The question for most Republicans isn’t whether the Kentucky Republican rules out all intervention completely, but rather whether his bar for justifying international action is so high and his preferences for cutting all spending, including defense spending, is so strong that a Rand Paul foreign policy would look more like George McGovern’s than Ronald Reagan’s.
Paul, after all, is the same person who in 2011 said, “a more restrained foreign policy is the true conservative foreign policy,” and three years later commented, “the No. 1 threat to our national security is our debt.”
It wouldn’t be at all surprising if his opposition to extending the Patriot Act, support for deep cuts to defense spending and eliminating all foreign aid (including to Israel) and criticism of both Republican and Democratic Middle East policy will lead many Republicans voters to see Paul as too great a foreign policy risk.
If foreign policy and national security become increasingly salient to voters before the 2016 election, those issues will also have a significant impact on the general election.

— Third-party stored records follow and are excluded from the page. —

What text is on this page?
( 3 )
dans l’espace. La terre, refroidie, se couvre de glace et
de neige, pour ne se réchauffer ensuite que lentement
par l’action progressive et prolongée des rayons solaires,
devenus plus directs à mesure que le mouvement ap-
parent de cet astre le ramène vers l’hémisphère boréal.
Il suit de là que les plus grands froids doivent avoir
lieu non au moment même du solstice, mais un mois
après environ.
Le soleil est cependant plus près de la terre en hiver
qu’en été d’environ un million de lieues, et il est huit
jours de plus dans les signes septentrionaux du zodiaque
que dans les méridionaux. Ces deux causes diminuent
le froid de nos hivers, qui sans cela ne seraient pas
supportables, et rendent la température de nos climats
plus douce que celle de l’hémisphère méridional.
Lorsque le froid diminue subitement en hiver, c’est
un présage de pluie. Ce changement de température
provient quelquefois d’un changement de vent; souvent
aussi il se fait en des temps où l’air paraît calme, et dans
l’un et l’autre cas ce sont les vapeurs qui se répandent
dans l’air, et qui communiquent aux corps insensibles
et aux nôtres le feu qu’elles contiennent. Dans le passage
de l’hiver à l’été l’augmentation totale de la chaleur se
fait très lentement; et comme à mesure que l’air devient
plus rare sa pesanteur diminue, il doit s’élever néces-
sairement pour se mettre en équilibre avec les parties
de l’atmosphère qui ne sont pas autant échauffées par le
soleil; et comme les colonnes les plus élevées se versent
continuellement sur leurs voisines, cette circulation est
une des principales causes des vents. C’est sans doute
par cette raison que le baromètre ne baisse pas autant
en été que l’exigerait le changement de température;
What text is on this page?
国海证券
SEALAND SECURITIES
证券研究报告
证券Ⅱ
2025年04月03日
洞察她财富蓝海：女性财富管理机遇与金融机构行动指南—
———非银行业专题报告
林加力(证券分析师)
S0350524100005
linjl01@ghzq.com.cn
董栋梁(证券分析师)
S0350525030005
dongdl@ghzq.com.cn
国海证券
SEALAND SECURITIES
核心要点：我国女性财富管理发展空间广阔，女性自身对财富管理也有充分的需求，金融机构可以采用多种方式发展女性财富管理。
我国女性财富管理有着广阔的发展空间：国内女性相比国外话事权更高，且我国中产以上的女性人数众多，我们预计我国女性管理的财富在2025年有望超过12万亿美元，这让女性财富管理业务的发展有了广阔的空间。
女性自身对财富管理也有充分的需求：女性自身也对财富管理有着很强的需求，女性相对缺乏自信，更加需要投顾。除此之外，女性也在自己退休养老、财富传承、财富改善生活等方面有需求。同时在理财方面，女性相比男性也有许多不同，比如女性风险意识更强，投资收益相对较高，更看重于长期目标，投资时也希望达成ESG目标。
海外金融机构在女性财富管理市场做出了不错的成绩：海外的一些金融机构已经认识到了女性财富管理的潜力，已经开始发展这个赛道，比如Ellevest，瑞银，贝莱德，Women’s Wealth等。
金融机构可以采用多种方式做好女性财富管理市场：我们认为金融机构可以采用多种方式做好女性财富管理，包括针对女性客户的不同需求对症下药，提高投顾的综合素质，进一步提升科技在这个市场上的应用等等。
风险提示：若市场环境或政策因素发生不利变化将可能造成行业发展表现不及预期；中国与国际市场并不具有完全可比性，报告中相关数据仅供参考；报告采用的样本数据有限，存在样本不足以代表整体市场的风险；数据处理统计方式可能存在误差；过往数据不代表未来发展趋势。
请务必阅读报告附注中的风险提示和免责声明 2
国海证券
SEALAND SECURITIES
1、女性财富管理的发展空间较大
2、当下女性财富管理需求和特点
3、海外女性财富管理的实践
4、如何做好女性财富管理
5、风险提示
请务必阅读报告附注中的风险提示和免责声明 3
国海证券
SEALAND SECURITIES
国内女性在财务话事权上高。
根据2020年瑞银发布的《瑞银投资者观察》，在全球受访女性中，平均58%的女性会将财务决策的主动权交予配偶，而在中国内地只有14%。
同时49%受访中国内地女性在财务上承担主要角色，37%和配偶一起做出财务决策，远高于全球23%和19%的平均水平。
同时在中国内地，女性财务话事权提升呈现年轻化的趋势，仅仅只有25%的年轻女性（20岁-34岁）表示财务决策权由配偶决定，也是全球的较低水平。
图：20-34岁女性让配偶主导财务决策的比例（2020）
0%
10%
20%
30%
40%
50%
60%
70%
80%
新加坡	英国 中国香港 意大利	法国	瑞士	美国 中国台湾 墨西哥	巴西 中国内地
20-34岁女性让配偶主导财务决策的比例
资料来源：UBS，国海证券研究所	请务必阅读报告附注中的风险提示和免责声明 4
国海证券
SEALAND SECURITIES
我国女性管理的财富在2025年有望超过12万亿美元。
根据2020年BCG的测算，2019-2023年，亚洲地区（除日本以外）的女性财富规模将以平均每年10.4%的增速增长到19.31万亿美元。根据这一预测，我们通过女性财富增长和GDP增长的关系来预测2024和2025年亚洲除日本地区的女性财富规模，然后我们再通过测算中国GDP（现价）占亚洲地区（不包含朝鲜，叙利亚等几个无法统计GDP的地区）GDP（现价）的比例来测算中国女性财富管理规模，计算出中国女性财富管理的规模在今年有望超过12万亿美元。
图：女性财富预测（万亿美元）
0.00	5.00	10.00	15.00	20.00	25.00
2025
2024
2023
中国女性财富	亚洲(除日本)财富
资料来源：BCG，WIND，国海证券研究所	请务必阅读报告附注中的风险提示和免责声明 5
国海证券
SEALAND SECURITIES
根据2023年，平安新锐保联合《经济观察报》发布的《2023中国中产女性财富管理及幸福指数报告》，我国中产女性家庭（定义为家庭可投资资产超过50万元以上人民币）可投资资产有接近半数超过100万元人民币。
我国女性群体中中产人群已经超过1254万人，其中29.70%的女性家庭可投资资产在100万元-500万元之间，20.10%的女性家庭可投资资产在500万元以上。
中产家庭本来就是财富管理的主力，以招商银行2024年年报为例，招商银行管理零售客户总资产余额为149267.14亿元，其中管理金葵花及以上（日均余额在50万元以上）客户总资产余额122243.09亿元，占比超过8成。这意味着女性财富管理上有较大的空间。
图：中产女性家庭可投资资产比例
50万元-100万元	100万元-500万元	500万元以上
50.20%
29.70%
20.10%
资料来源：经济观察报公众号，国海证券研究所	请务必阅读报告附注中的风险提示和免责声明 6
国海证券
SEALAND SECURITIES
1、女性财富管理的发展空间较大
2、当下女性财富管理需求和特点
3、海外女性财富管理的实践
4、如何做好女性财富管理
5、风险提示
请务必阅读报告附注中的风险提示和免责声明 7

On one hand, former Secretary of State Hillary Clinton should benefit from that, given her time as the nation’s chief diplomat. She is knowledgeable about international issues and she has dealt with world leaders.
Moreover, while Obama is seen by some as indecisive and even timid when it comes to projecting American military power and standing up to those threatening international stability, Clinton has a very different image. She is widely regarded as tougher than the president.
But as the administration’s former top foreign policy voice, Clinton will have to defend, or at least explain, U.S. policy and answer questions about the nation’s security and influence. No doubt she’ll have to separate herself from Obama on some foreign policy matters, creating some awkward moments and possible problems for her campaign.
Republicans will go directly at Clinton’s foreign policy experience, trying to make her responsible for alleged foreign policy failures and turning her assets into liabilities. Of course, it’s unclear whether that strategy will be successful.
Eventually, the increased salience of national security issues is likely to impact both the mood of voters and their evaluations of the nominees in the GOP nomination fight and in the fall contest.